You'll find it at AI Gateway > MCP Gateway > Approvals.
Tabs
The page has two tabs:
- Pending: Shows approval requests waiting for a decision. The tab label includes a count when requests are queued (e.g., "Pending (3)").
- History: Shows previously approved and denied requests.
Pending requests
Each pending request card shows:
| Field | Description |
|---|---|
| Tool name | The tool the agent wants to call, in monospace font. |
| Status chip | Shows "pending" with a color-coded background. |
| Time remaining | Countdown showing how long until the request expires (e.g., "45m remaining" or "2h 15m remaining"). Shows "Expired" if the window has passed. |
| Agent | The name of the agent key that made the request. |
| Requested | Timestamp of when the request was created. |
| Arguments | A preview of the tool arguments in JSON format (truncated to 200 characters). Only shown if arguments were provided. |
Approving or denying a request
Each pending request has two action buttons on the right:
- Approve: (green button) Allows the agent to proceed with the tool call.
- Deny: (red outlined button) Blocks the tool call. The agent will receive an error.
Clicking either button opens a confirmation modal where you can optionally add a reason for your decision. The reason is stored and visible in the history tab.
- Click Approve or Deny on a pending request.
- In the confirmation modal, optionally type a reason (e.g., "Verified the query is safe" or "Agent shouldn't access production data").
- Click the confirm button to submit your decision.
- The request disappears from the Pending tab and appears in History.
Request expiration
Each approval request has an expiration window. If no one approves or denies within this window, the request expires automatically and the agent receives an error.
The expiration time is configured in the gateway settings (mcp_approval_expiry_seconds). Expired requests are cleaned up by a scheduled job.
Decision history
The History tab shows all decided requests (approved and denied). Each entry includes everything from the pending view, plus:
- Decision status: The chip shows "approved" or "denied" instead of "pending".

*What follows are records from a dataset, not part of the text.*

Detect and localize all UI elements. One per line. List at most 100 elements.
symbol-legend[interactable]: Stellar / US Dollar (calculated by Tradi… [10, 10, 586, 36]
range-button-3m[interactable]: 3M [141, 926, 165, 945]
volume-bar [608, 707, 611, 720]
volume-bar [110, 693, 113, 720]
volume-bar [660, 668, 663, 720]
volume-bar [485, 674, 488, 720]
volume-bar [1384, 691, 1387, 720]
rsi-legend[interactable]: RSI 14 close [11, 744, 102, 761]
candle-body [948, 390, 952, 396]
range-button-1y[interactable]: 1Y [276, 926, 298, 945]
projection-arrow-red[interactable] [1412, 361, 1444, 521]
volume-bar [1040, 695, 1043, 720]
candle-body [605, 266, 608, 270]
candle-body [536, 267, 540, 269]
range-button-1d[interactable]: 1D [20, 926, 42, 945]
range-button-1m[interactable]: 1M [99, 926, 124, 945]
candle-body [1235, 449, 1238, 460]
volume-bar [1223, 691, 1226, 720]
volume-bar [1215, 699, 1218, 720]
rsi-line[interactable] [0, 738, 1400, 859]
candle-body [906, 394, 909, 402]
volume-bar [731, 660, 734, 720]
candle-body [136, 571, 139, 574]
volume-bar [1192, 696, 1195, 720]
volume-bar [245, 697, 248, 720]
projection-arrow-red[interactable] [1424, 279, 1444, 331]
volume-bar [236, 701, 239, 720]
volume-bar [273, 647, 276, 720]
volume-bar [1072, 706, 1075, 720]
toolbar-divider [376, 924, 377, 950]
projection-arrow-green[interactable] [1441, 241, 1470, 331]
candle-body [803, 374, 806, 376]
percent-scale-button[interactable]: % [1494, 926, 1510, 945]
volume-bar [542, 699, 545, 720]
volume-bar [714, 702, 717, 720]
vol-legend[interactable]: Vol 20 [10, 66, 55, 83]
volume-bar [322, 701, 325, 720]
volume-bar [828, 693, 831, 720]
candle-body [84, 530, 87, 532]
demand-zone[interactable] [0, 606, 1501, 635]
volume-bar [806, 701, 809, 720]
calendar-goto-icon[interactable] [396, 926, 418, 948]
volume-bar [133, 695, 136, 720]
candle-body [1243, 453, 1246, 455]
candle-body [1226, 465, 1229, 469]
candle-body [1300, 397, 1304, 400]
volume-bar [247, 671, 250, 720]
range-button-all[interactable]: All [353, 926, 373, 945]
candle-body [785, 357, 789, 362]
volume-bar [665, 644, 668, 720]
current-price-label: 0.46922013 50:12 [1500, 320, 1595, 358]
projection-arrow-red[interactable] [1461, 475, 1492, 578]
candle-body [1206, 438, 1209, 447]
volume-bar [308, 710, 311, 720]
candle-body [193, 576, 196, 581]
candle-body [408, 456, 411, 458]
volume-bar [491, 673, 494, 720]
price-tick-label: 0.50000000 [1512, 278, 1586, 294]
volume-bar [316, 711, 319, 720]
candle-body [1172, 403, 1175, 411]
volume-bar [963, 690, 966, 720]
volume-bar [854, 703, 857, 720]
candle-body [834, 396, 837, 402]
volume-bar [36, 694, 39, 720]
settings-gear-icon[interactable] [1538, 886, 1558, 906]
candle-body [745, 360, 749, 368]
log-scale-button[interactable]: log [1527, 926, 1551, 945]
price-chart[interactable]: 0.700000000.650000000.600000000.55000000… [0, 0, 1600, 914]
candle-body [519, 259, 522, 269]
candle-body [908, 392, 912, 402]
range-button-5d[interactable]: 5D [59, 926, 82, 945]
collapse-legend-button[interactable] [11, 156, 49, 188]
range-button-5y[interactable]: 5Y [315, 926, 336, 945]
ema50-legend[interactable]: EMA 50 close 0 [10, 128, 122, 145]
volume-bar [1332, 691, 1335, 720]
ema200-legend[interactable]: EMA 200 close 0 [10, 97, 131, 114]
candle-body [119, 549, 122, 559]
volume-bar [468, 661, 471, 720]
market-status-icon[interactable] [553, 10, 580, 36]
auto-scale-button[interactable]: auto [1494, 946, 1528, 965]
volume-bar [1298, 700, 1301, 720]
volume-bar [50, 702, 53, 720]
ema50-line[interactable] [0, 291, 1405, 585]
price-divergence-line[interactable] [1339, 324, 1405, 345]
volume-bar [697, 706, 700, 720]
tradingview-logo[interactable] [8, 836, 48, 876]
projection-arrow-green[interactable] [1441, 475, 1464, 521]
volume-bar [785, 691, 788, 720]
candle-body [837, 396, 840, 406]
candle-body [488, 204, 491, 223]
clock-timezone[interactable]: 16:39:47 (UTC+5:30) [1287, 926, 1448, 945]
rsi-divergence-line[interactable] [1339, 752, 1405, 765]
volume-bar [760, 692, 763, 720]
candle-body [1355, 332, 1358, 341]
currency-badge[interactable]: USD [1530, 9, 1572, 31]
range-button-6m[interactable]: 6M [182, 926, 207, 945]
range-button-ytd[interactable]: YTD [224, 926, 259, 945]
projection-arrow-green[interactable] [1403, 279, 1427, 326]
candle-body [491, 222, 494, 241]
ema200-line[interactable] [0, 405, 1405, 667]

- Decided by: The name of the user who made the decision.
- Decided at: Timestamp of the decision.
- Decision reason: The reason entered at decision time, if any.
History is paginated. The last 50 decisions are loaded by default.
How agents interact with approvals
When an agent calls a tool that requires approval, here's what happens from the agent's perspective:
- The agent sends a
tools/callrequest toPOST /v1/mcp. - The gateway returns a JSON-RPC error with code
-32001and a data payload containing theapproval_id,poll_endpoint, andexpires_at. - The agent polls
GET /v1/mcp/approvals/{approval_id}/statusperiodically to check if the request was approved. - Once the status is "approved", the agent retries the original
tools/callrequest. - If the status is "denied" or "expired", the agent handles the rejection.
// Error response when approval is required
{
"jsonrpc": "2.0",
"id": 1,
"error": {
"code": -32001,
"message": "Tool requires approval",
"data": {
"approval_id": 42,
"poll_endpoint": "/v1/mcp/approvals/42/status",
"expires_at": "2026-04-20T15:30:00+00:00"
}
}
}Empty states
When there are no pending approvals, the page shows: "No pending approvals" with a tip explaining how to trigger them (mark a tool as "requires approval" in the Tool Catalog, then call it with an agent key).
When there's no history yet, the message is: "No approval history yet. Approved or denied requests will appear here."
Permissions
Viewing pending requests and history is available to all authenticated users. Approving and denying requests requires the Admin role.